Non Communicable Disease

As policy-makers search for ways to reduce poverty and income inequality, and to achieve sustainable income growth, they are being encouraged to focus on an emerging challenge to health, well-being and development: non-communicable diseases (NCDs). After all, 63% of all deaths worldwide currently stem from NCDs – chiefly cardiovascular diseases, cancers, chronic respiratory diseases and diabetes. These deaths are distributed widely among the world’s population – from highincome to low-income countries and from young to old (about one-quarter of all NCD deaths occur below the age of 60, amounting to approximately 9 million deaths per year).

NCDs have a large impact, undercutting productivity and boosting healthcare outlays. Moreover, the number of people affected by NCDs is expected to rise substantially in the coming decades, reflecting an ageing and increasing global population. With this in mind, the United Nations is holding its first High-Level Meeting on NCDs on 19-20 September 2011 – this is only the second time that a high-level UN meeting is being dedicated to a health topic (the first time being on HIV/ AIDS in 2001). Over the years, much work has been done estimating the human toll of NCDs, but work on estimating the economic toll is far less advanced.

In this report, the World Economic Forum and the Harvard School of Public Health try to inform and stimulate further debate by developing new estimates of the global economic burden of NCDs in 2010, and projecting the size of the burden through 2030. Three distinct approaches are used to compute the economic burden: (1) the standard cost of illness method; (2) macroeconomic simulation and (3) the value of a statistical life. This report includes not only the four major NCDs (the focus of the UN meeting), but also mental illness, which is a major contributor to the burden of disease worldwide.

This evaluation takes place in the context of enormous global health spending, serious concerns about already strained public finances and worries about lacklustre economic growth. The report also tries to capture the thinking of the business community about the impact of NCDs on their enterprises. Five key messages emerge: • First, NCDs already pose a substantial economic burden and this burden will evolve into a staggering one over the next two decades.
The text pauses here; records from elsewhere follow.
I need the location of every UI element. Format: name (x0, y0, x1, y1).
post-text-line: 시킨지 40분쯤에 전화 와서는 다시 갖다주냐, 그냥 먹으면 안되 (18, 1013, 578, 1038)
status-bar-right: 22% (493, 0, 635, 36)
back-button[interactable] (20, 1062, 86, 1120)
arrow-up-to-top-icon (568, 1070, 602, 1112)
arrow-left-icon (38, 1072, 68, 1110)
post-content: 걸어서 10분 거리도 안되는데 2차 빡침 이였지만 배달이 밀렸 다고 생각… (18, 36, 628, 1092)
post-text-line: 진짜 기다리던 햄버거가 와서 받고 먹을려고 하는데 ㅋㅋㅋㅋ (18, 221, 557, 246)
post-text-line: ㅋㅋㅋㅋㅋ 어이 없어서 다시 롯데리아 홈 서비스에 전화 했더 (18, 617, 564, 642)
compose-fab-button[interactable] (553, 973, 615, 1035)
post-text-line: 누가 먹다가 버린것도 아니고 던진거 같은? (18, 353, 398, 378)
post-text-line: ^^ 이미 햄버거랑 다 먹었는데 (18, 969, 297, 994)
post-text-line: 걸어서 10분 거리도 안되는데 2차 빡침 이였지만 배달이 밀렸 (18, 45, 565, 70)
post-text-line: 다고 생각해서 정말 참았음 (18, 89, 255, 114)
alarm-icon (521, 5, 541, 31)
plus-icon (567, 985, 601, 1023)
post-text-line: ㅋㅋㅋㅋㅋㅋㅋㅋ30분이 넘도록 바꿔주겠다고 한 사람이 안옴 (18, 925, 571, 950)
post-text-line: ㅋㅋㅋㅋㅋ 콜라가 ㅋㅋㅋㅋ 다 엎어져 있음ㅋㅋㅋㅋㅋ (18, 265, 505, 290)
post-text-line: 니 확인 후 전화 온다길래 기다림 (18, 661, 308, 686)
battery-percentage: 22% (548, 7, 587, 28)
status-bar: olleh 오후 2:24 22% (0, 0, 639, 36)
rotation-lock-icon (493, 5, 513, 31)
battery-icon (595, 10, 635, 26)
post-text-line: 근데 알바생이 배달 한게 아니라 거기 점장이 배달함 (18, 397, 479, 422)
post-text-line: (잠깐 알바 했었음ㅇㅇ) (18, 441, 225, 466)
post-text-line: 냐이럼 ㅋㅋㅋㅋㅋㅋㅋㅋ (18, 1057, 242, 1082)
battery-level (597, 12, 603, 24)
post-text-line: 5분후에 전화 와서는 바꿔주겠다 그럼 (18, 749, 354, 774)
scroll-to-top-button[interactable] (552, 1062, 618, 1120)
For example, with respect to cardiovascular disease, chronic respiratory disease, cancer, diabetes and mental health, the macroeconomic simulations suggest a cumulative output loss of US$ 47 trillion over the next two decades. This loss represents 75% of global GDP in 2010 (US$ 63 trillion). It also represents enough money to eradicate two dollar-a-day poverty among the 2. 5 billion people in that state for more than half a century. • Second, although high-income countries currently bear the biggest economic burden of NCDs, the developing world, especially middle-income countries, is expected to assume an ever larger share as their economies and populations grow.

• Third, cardiovascular disease and mental health conditions are the dominant contributors to the global economic burden of NCDs. • Fourth, NCDs are front and centre on business leaders’ radar. The World Economic Forum’s annual Executive Opinion Survey (EOS), which feeds into its Global Competitiveness Report, shows that about half of all business leaders surveyed worry that at least one NCD will hurt their company’s bottom line in the next five years, with similarly high levels of concern in low-, middle- and high-income countries – especially in countries where the quality of healthcare or access to healthcare is perceived to be poor.

These NCD-driven concerns are markedly higher than those reported for the communicable diseases of HIV/AIDS, malaria and tuberculosis. • Fifth, the good news is that there appear to be numerous options available to prevent and control NCDs. For example, the WHO has identified a set of interventions they call “Best Buys”. There is also considerable scope for the design and implementation of programmes aimed at behaviour change among youth and adolescents, and more costeffective models of care – models that reduce the care-taking burden that falls on untrained family members.

Further research on the benefits of such interventions in relation to their costs is much needed. It is our hope that this report informs the resource allocation decisions of the world’s economic leaders – top government officials, including finance ministers and their economic advisors – who control large amounts of spending at the national level and have the power to react to the formidable economic threat posed by NCDs.